De rechtbank merkte op dat "door het delen van een ouderschapsproject, zij, net als heteroseksuele stellen, het juridisch eigenaarschap op zich hebben genomen van dat pakket aan taken dat functioneel is voor de behoeften van de minderjarige en dat het rechtssysteem als onlosmakelijk verbonden beschouwt met de uitoefening van het ouderlijk gezag."

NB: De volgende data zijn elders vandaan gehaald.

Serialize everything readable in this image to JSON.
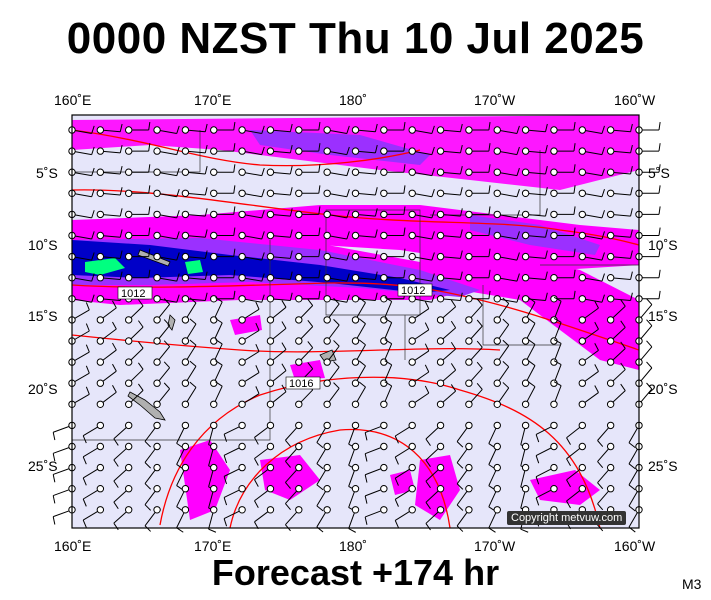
{
  "title": "0000 NZST Thu 10 Jul 2025",
  "subtitle": "Forecast +174 hr",
  "code": "M3",
  "copyright": "Copyright metvuw.com",
  "axes": {
    "top_longitudes": [
      "160˚E",
      "170˚E",
      "180˚",
      "170˚W",
      "160˚W"
    ],
    "bottom_longitudes": [
      "160˚E",
      "170˚E",
      "180˚",
      "170˚W",
      "160˚W"
    ],
    "left_latitudes": [
      "5˚S",
      "10˚S",
      "15˚S",
      "20˚S",
      "25˚S"
    ],
    "right_latitudes": [
      "5˚S",
      "10˚S",
      "15˚S",
      "20˚S",
      "25˚S"
    ]
  },
  "isobar_labels": [
    "1012",
    "1012",
    "1016"
  ],
  "colors": {
    "ocean": "#e6e6fa",
    "rain_light": "#ff00ff",
    "rain_medium": "#9b30ff",
    "rain_heavy": "#0000c8",
    "rain_extreme": "#00ff80",
    "isobar": "#ff0000",
    "land": "#b0b0b0"
  }
}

Het belang van het kind staat altijd centraalEn het is heel goed mogelijk, voegde hij toe, "om in vrouwelijke homo-ouderlijke koppels een figuur te identificeren die vergelijkbaar is met de vaderfiguur in heteroseksuele koppels, waarbij onderscheid wordt gemaakt tussen de biologische moeder en de wensmoeder, die de zorg en verantwoordelijkheid voor de pasgeborene heeft gedeeld en daar actief aan deelneemt." Seksuele geaardheid , zo verduidelijkte de Raad, heeft op zichzelf geen invloed op de geschiktheid om deze verantwoordelijkheid op zich te nemen .
Het Hof herinnert er vervolgens aan wie centraal zou moeten staan bij de bespreking van paren van hetzelfde geslacht. "Het recht van een minderjarige om een relatie te onderhouden met beide ouders", aldus de uitspraak, "wordt erkend in de gewone wetgeving (artikelen 315bis en 337ter van het Burgerlijk Wetboek) en in een reeks internationale en EU-instrumenten." En "het is in het belang van de minderjarige dat de status van kind wordt erkend door de biologische moeder, die hem ter wereld heeft gebracht, en door de wensmoeder, die de verantwoordelijkheid voor de zorg voor hem hebben gedeeld."